Appellant’s next contention is that he was denied due process of law in that his attorney was forcibly prevented from entering the premises and making a proper investigation and from counseling with appellant at the scene. He bases his contention on his testimony that after he had called the police and while waiting for them to arrive he went to the home of his attorney (who represents appellant on appeal but did not at the trial) which was a short distance from his home and asked him to come to the scene and his attorney agreed to do so. He further relies upon the testimony of one of the officers who participated in the on-the-scene investigation that no one was allowed in the bedroom other than police officers, investigators, medical examiners and the ambulance driver. Attor-nel Shead testified at the trial in absence of the jury as to other matters, but he was not questioned as to whether he went immediately to appellant’s house or not. Assuming, but not deciding, that there could be merit in appellant’s contention, he simply does not have facts before us to authorize a consideration of the same.
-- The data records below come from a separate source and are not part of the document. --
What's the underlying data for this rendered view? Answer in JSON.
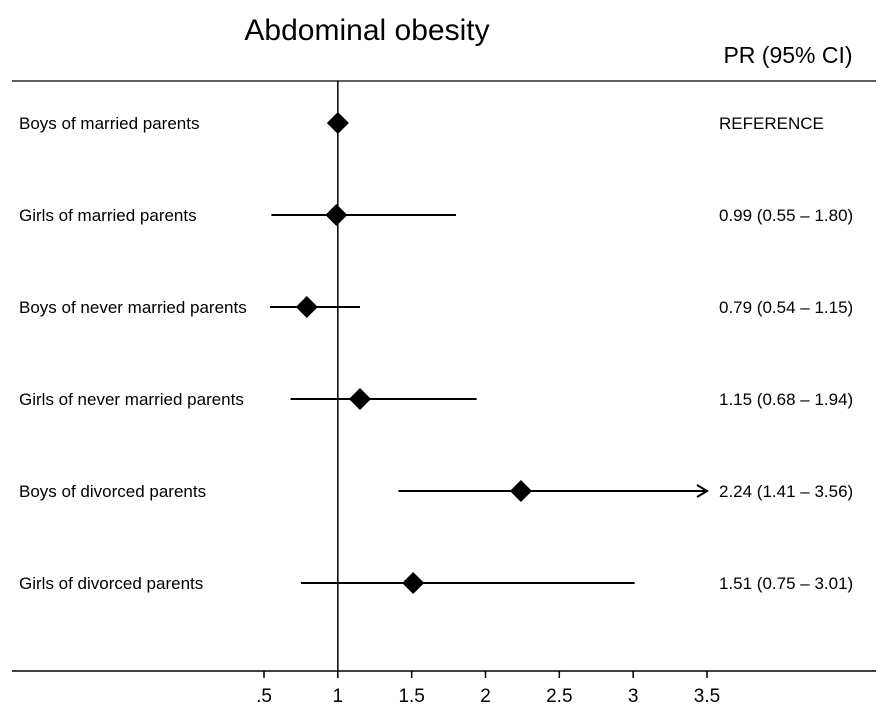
{
  "chart_data": {
    "type": "forest",
    "title": "Abdominal obesity",
    "estimate_header": "PR (95% CI)",
    "xlim": [
      0.5,
      3.5
    ],
    "reference_value": 1,
    "ticks": [
      0.5,
      1,
      1.5,
      2,
      2.5,
      3,
      3.5
    ],
    "tick_labels": [
      ".5",
      "1",
      "1.5",
      "2",
      "2.5",
      "3",
      "3.5"
    ],
    "rows": [
      {
        "label": "Boys of married parents",
        "pr": 1.0,
        "lo": null,
        "hi": null,
        "estimate_text": "REFERENCE",
        "arrow_right": false
      },
      {
        "label": "Girls of married parents",
        "pr": 0.99,
        "lo": 0.55,
        "hi": 1.8,
        "estimate_text": "0.99 (0.55 – 1.80)",
        "arrow_right": false
      },
      {
        "label": "Boys of never married parents",
        "pr": 0.79,
        "lo": 0.54,
        "hi": 1.15,
        "estimate_text": "0.79 (0.54 – 1.15)",
        "arrow_right": false
      },
      {
        "label": "Girls of never married parents",
        "pr": 1.15,
        "lo": 0.68,
        "hi": 1.94,
        "estimate_text": "1.15 (0.68 – 1.94)",
        "arrow_right": false
      },
      {
        "label": "Boys of divorced parents",
        "pr": 2.24,
        "lo": 1.41,
        "hi": 3.56,
        "estimate_text": "2.24 (1.41 – 3.56)",
        "arrow_right": true
      },
      {
        "label": "Girls of divorced parents",
        "pr": 1.51,
        "lo": 0.75,
        "hi": 3.01,
        "estimate_text": "1.51 (0.75 – 3.01)",
        "arrow_right": false
      }
    ]
  }
}
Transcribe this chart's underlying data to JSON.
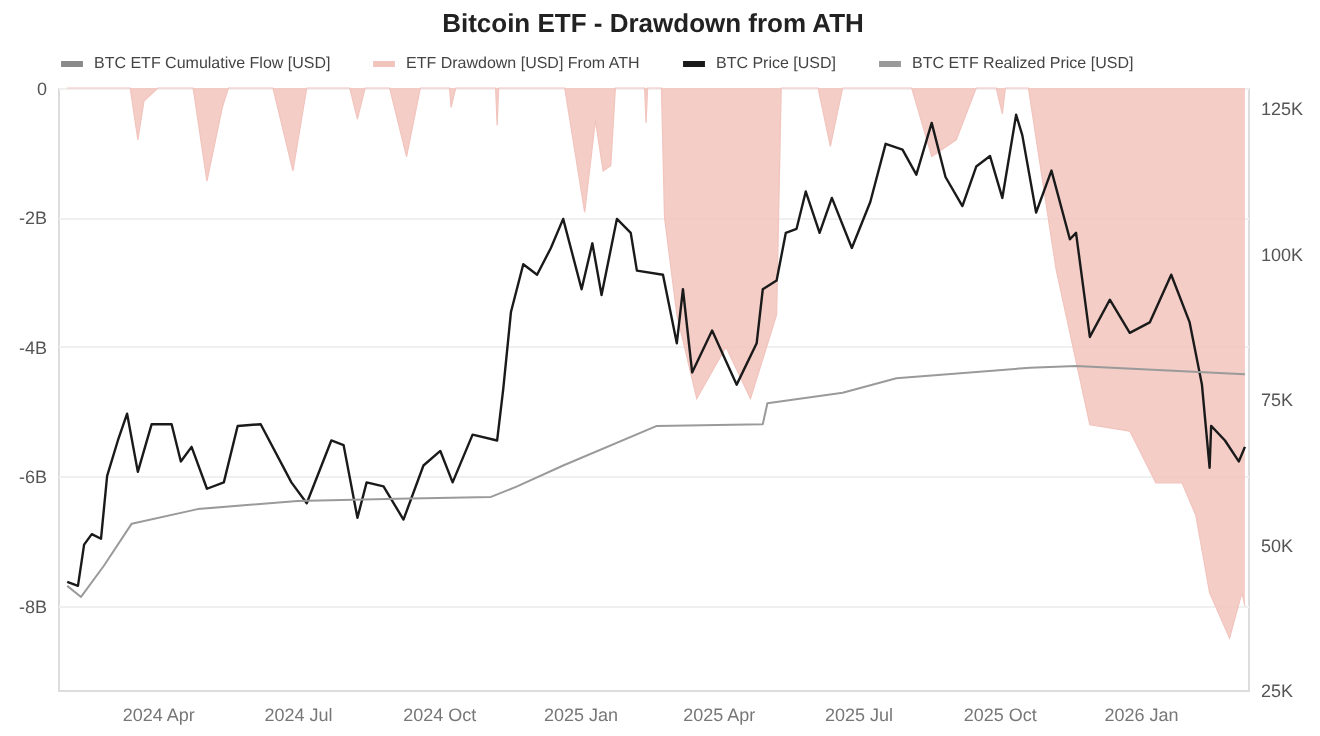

Appellant’s third contention is that the court erred in failing to charge on circumstantial evidence. In the case at bar, appellant testified fully as to firing the shot gun three times, but contends the blast that killed his wife was fired at a human form in the dark which he thought was the naked body of John Brooks and that he had no intention of killing the deceased. This Court said in Ralph v. State, 141 Tex.Cr.R. 371, 148 S.W.2d 401, “It is well established in this state that a charge on circumstantial evidence is not required where the main fact is proved by direct testimony and the question of the defendant’s intent only is to be inferred from the circumstances.”

Finding no reversible error, the judgment is affirmed.